Dans le salon de Julie, Talma connut tous les grands orateurs de la Gironde, Vergniaud, Guadet, Gensonné ; il avait fréquenté précédemment Barnave et Mirabeau, qui, comme on l’a vu plus haut, s’était intéressé à lui dans la question du Charles IX. « C’est au milieu d’eux, disait-il à M. Audibert, que j’ai puisé une lumière nouvelle, que j’ai entrevu la régénération de mon art. Je travaillai à montrer sur la scène, non plus un mannequin monté sur des échasses, mais un Romain réel, un César homme, s’entretenant de sa ville avec ce naturel qu’on met à parler de ses propres affaires ; car, à tout prendre, les affaires de Rome étaient un peu celles do César. » Il reçut même chez lui Dumouriez, alors tout-puissant, et que déjà pourtant Marat poursuivait de ses accusations, dont le bien fondé fut si pleinement justifié plus tard. C’est chez Mme Talma qu’eut lieu cette scène singulière, racontée par les historiens de la Révolution : Marat, qui savait y trouver Dumouriez, pénètre dans les salons, sans être le moins du monde invité, et s’attaque au général, qui le regarde à peine et l’écrase d’un haussement d’épaules méprisant ; Marat le suit imperturbablement à travers les invités, et Dugazon, avec une extravagance et une audace sans pareilles, suit à son tour Marat en jetant des parfums sur une pelle rougie au feu, « afin de purifier, disait-il, l’air que ce monstre infectait par sa présence. » Le lendemain, Talma et ses amis étaient portés sur les listes de proscription de Marat, et il ne dut la vie, sans doute, qu’à son immense talent.

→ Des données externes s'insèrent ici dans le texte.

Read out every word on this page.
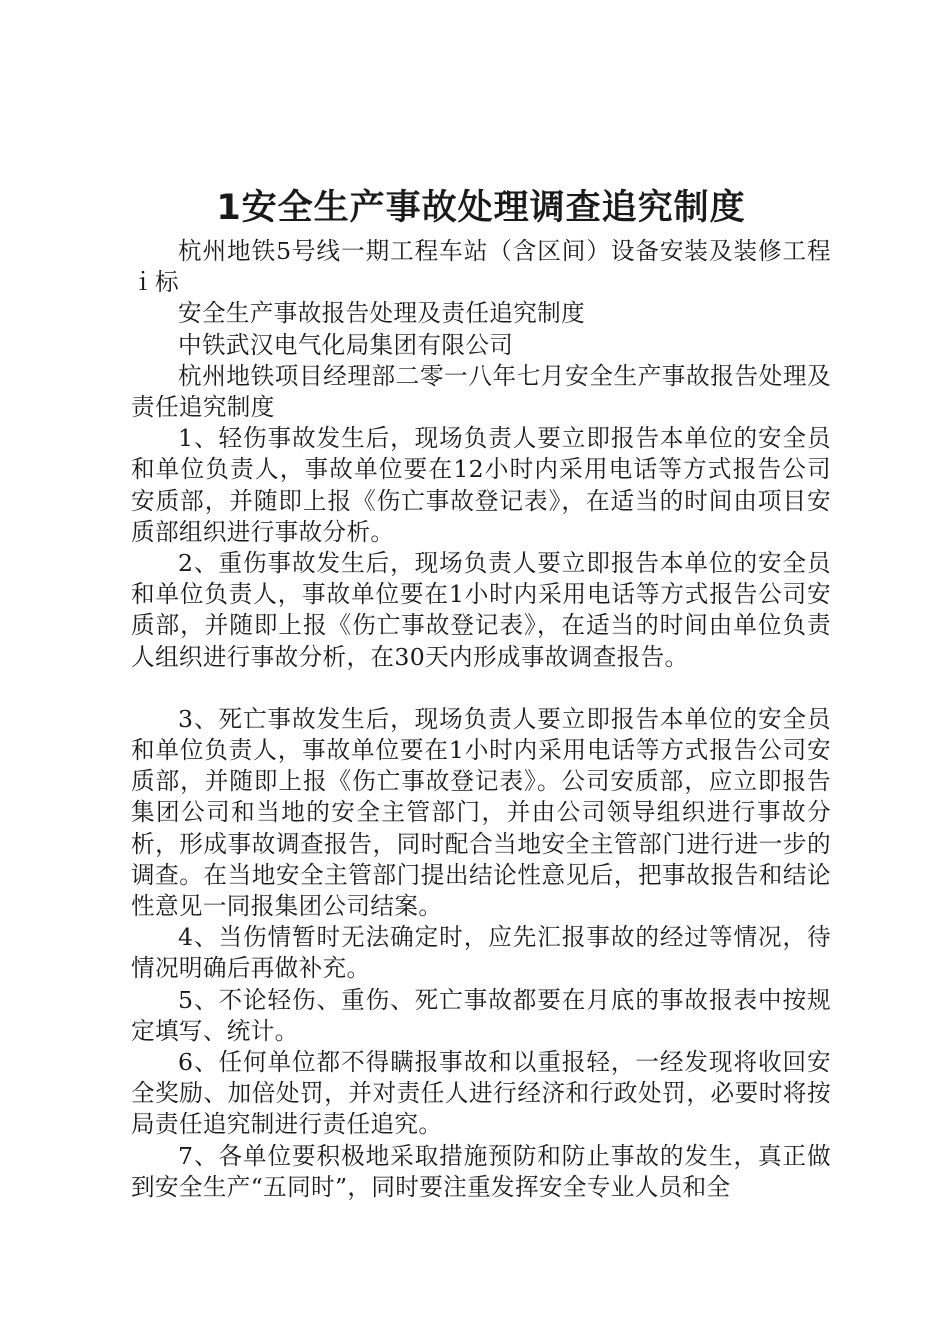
1安全生产事故处理调查追究制度

杭州地铁5号线一期工程车站（含区间）设备安装及装修工程ｉ标

安全生产事故报告处理及责任追究制度

中铁武汉电气化局集团有限公司

杭州地铁项目经理部二零一八年七月安全生产事故报告处理及责任追究制度

1、轻伤事故发生后，现场负责人要立即报告本单位的安全员和单位负责人，事故单位要在12小时内采用电话等方式报告公司安质部，并随即上报《伤亡事故登记表》，在适当的时间由项目安质部组织进行事故分析。

2、重伤事故发生后，现场负责人要立即报告本单位的安全员和单位负责人，事故单位要在1小时内采用电话等方式报告公司安质部，并随即上报《伤亡事故登记表》，在适当的时间由单位负责人组织进行事故分析，在30天内形成事故调查报告。

3、死亡事故发生后，现场负责人要立即报告本单位的安全员和单位负责人，事故单位要在1小时内采用电话等方式报告公司安质部，并随即上报《伤亡事故登记表》。公司安质部，应立即报告集团公司和当地的安全主管部门，并由公司领导组织进行事故分析，形成事故调查报告，同时配合当地安全主管部门进行进一步的调查。在当地安全主管部门提出结论性意见后，把事故报告和结论性意见一同报集团公司结案。

4、当伤情暂时无法确定时，应先汇报事故的经过等情况，待情况明确后再做补充。

5、不论轻伤、重伤、死亡事故都要在月底的事故报表中按规定填写、统计。

6、任何单位都不得瞒报事故和以重报轻，一经发现将收回安全奖励、加倍处罚，并对责任人进行经济和行政处罚，必要时将按局责任追究制进行责任追究。

7、各单位要积极地采取措施预防和防止事故的发生，真正做到安全生产“五同时”，同时要注重发挥安全专业人员和全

Les dissensions intestines de la Comédie-Française n’ayant pas pris fin, loin de là, Talma, Dugazon, Mme Vestris, Desgarcins et Lange s’étaient séparés de la troupe du faubourg Saint-Germain, et le résultat avait été l’établissement du théâtre de la Nation, au Palais-Royal (notre Théâtre-Français actuel), que Chénier inaugura le 27 avril 1791 par son Henri VIII. C’est là que Talma passa toute la période de la Terreur, en jouant d’une façon incomparable les tragédies de Chénier, de Ducis, d’Arnault et de Lemercier ; loin que son feu fût affaibli par la préoccupation des dangers qui menaçaient sa vie, ses contemporains remarquèrent qu’au contraire les angoisses de son esprit lui donnaient une énergie nouvelle. Après le 9 thermidor, il semble qu’il aurait pu respirer à l’aise ; il n’en fut rien. On l’accusa d’avoir trempé dans les crimes de ceux-là même qui l’avaient dénoncé et proscrit ; c’était la vieille haine des comédiens du faubourg Saint-Germain qui se faisait jour à l’heure favorable et profitait d’une période de réaction. Dans la soirée du 21 mars 1795, comme il jouait dans Épicharis et Néron, de Legouvé, il fut accueilli par des murmures et même interpellé directement par un pamphlétaire. Sortant alors de son rôle et s’avançant vers la rampe : « Citoyens, s’écria-t-il, j’avoue que j’ai aimé et que j’aime encore la liberté, mais j’ai toujours détesté le crime et les assassins. Le règne de la Terreur m’a coûté bien des larmes, la plupart de mes amis sont morts sur l’échafaud. Je demande pardon au public de cette courte interruption ; je vais m’efforcer de la lui faire oublier par mon zèle. » Le public applaudit et fit taire les dénonciateurs ; Mlle Contat se sépara publiquement, quelques jours après, sur la question de Talma, des sociétaires de la Comédie, avec lesquels elle avait fait jusque-là cause commune, et rendit pleine justice, dans une lettre qui fut imprimée, à ses sentiments honnêtes et modérés.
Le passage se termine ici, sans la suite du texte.